The result is always correct but valgrind complains about a memory leak and I've noticed that it happens depending on the criteria for choosing the strings to put in the list, or if the array contains duplicate strings (really, it's a mix of these two factors and I can't wrap my head around why it's behaving like this).
#include <stdio.h>
#include <stdlib.h>
#include <string.h>
typedef struct node {
const char *str;
struct node *next;
} NODE;
typedef NODE *LIST;
LIST bar(char **arr, size_t n)
{
LIST l = NULL;
for (size_t i = 0; i < n; i++) {
/* FOOTNOTE #1 */
if (i == 3 || i == 4) {
NODE *n = malloc(sizeof(NODE));
n->str = arr[i];
n->next = l;
l = n;
}
}
return l;
}
LIST foo(const char **arr, size_t n)
{
char **copy = malloc(sizeof(char *) * n);
for (size_t i = 0; i < n; i++) {
/* each original string is copied into a new one, which is modified in some way before
* being saved in the new array. Here the original strings are saved directly in the
* array because the code that alters them doesn't affect the memory leak
*/
// the malloc at this line is the one that valgrind doesn't like
copy[i] = malloc(strlen(arr[i]) + 1);
strcpy(copy[i], arr[i]);
}
LIST l = bar(copy, n);
// checks which strings haven't been put in the list and frees them
for (size_t i = 0; i < n; i++) {
NODE *n = l;
while (n != NULL && strcmp(copy[i], n->str) != 0) {
n = n->next;
}
if (n == NULL) {
free((char *) copy[i]);
}
}
// frees the array, at this point only the strings in the list should be still allocated
free(copy);
return l;
}
int main(void)
{
/* FOOTNOTE #2 */
const char *arr[] = {"amet", "sit", "dolor", "sit", "amet"};
LIST l = foo(arr, sizeof(arr) / sizeof(arr[0]));
// for every node in the list prints the string in it and frees both the string and the node
while (l != NULL) {
printf("%s", l->str);
if (l->next != NULL) {
printf("%s", ", ");
}
NODE *tmp = l;
l = l->next;
free((char *) tmp->str);
free(tmp);
}
free(l);
puts("");
}
FOOTNOTE #1: this is the criterion for choosing which strings go in the list. If I use i == 3 || i == 4
and the array in FOOTNOTE #2 contains duplicate strings, valgrind finds a leak. If I use i % 2 == 1
it's fine, but if the array contains no duplicates it's also fine with i == 3 || i == 4
. Beats me.
Here's the output of valgrind for the code above (i == 3 || i == 4
with duplicates):
$ gcc prog.c -g -o prog
$ valgrind --tool=memcheck --leak-check=full ./prog
==12118== Memcheck, a memory error detector
==12118== Copyright (C) 2002-2017, and GNU GPL'd, by Julian Seward et al.

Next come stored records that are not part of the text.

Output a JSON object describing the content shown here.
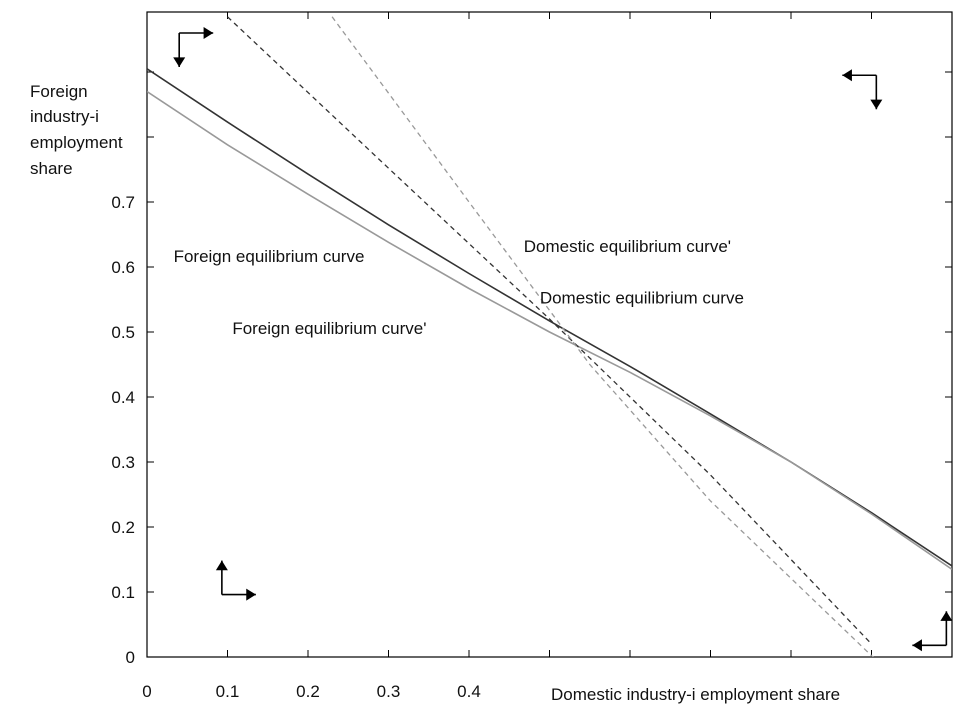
{
  "chart_data": {
    "type": "line",
    "xlabel": "Domestic industry-i employment share",
    "ylabel_lines": [
      "Foreign",
      "industry-i",
      "employment",
      "share"
    ],
    "xlim": [
      0,
      1
    ],
    "ylim": [
      0,
      0.8
    ],
    "x_ticks": [
      0,
      0.1,
      0.2,
      0.3,
      0.4,
      0.5,
      0.6,
      0.7,
      0.8,
      0.9,
      1.0
    ],
    "x_tick_labels": [
      "0",
      "0.1",
      "0.2",
      "0.3",
      "0.4",
      "",
      "",
      "",
      "",
      "",
      ""
    ],
    "y_ticks": [
      0,
      0.1,
      0.2,
      0.3,
      0.4,
      0.5,
      0.6,
      0.7,
      0.8,
      0.9
    ],
    "y_tick_labels": [
      "0",
      "0.1",
      "0.2",
      "0.3",
      "0.4",
      "0.5",
      "0.6",
      "0.7",
      "",
      ""
    ],
    "grid": false,
    "series": [
      {
        "name": "Foreign equilibrium curve",
        "style": "solid",
        "color": "#333333",
        "x": [
          0,
          0.1,
          0.2,
          0.3,
          0.4,
          0.5,
          0.6,
          0.7,
          0.8,
          0.9,
          1.0
        ],
        "y": [
          0.905,
          0.823,
          0.743,
          0.665,
          0.59,
          0.517,
          0.447,
          0.374,
          0.3,
          0.222,
          0.14
        ]
      },
      {
        "name": "Foreign equilibrium curve'",
        "style": "solid",
        "color": "#999999",
        "x": [
          0,
          0.1,
          0.2,
          0.3,
          0.4,
          0.5,
          0.6,
          0.7,
          0.8,
          0.9,
          1.0
        ],
        "y": [
          0.87,
          0.788,
          0.712,
          0.638,
          0.567,
          0.5,
          0.438,
          0.371,
          0.3,
          0.22,
          0.135
        ]
      },
      {
        "name": "Domestic equilibrium curve",
        "style": "dashed",
        "color": "#333333",
        "x": [
          0.1,
          0.3,
          0.5,
          0.7,
          0.9
        ],
        "y": [
          0.985,
          0.752,
          0.52,
          0.28,
          0.02
        ]
      },
      {
        "name": "Domestic equilibrium curve'",
        "style": "dashed",
        "color": "#999999",
        "x": [
          0.23,
          0.4,
          0.55,
          0.7,
          0.906
        ],
        "y": [
          0.985,
          0.7,
          0.45,
          0.24,
          -0.005
        ]
      }
    ],
    "annotations": [
      {
        "text": "Foreign equilibrium curve",
        "x": 0.033,
        "y": 0.608
      },
      {
        "text": "Foreign equilibrium curve'",
        "x": 0.106,
        "y": 0.497
      },
      {
        "text": "Domestic equilibrium curve'",
        "x": 0.468,
        "y": 0.623
      },
      {
        "text": "Domestic equilibrium curve",
        "x": 0.488,
        "y": 0.544
      }
    ],
    "arrow_markers": [
      {
        "corner": "top-left",
        "x": 0.04,
        "y": 0.96,
        "directions": [
          "right",
          "down"
        ]
      },
      {
        "corner": "top-right",
        "x": 0.906,
        "y": 0.895,
        "directions": [
          "left",
          "down"
        ]
      },
      {
        "corner": "bottom-left",
        "x": 0.093,
        "y": 0.096,
        "directions": [
          "right",
          "up"
        ]
      },
      {
        "corner": "bottom-right",
        "x": 0.993,
        "y": 0.018,
        "directions": [
          "left",
          "up"
        ]
      }
    ]
  }
}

==12118== Using Valgrind-3.15.0 and LibVEX; rerun with -h for copyright info
==12118== Command: ./prog
==12118==
amet, sit
==12118==
==12118== HEAP SUMMARY:
==12118== in use at exit: 9 bytes in 2 blocks
==12118== total heap usage: 9 allocs, 7 frees, 1,120 bytes allocated
==12118==
==12118== 9 bytes in 2 blocks are definitely lost in loss record 1 of 1
==12118== at 0x483980B: malloc (vg_replace_malloc.c:309)
==12118== by 0x40128E: foo (test2.c:38)
==12118== by 0x4013E1: main (test2.c:66)
==12118==
==12118== LEAK SUMMARY:
==12118== definitely lost: 9 bytes in 2 blocks
==12118== indirectly lost: 0 bytes in 0 blocks
==12118== possibly lost: 0 bytes in 0 blocks
==12118== still reachable: 0 bytes in 0 blocks
==12118== suppressed: 0 bytes in 0 blocks
==12118==
==12118== For lists of detected and suppressed errors, rerun with: -s
==12118== ERROR SUMMARY: 1 errors from 1 contexts (suppressed: 0 from 0)
Found the culprit thanks to the hint provided by Avi Berger. Given that the strings are dynamically allocated, the right way to free
them at the end of foo()
is to check if the address in the array is equal to the address in the list:
while (n != NULL && copy[i] != n->str) {
n = n->next;
}
That's because if a string in the list has a duplicate in the array, a comparison "by value" with strcmp
like the one I did before will leave all the duplicates allocated and that's where the memory leak was coming from.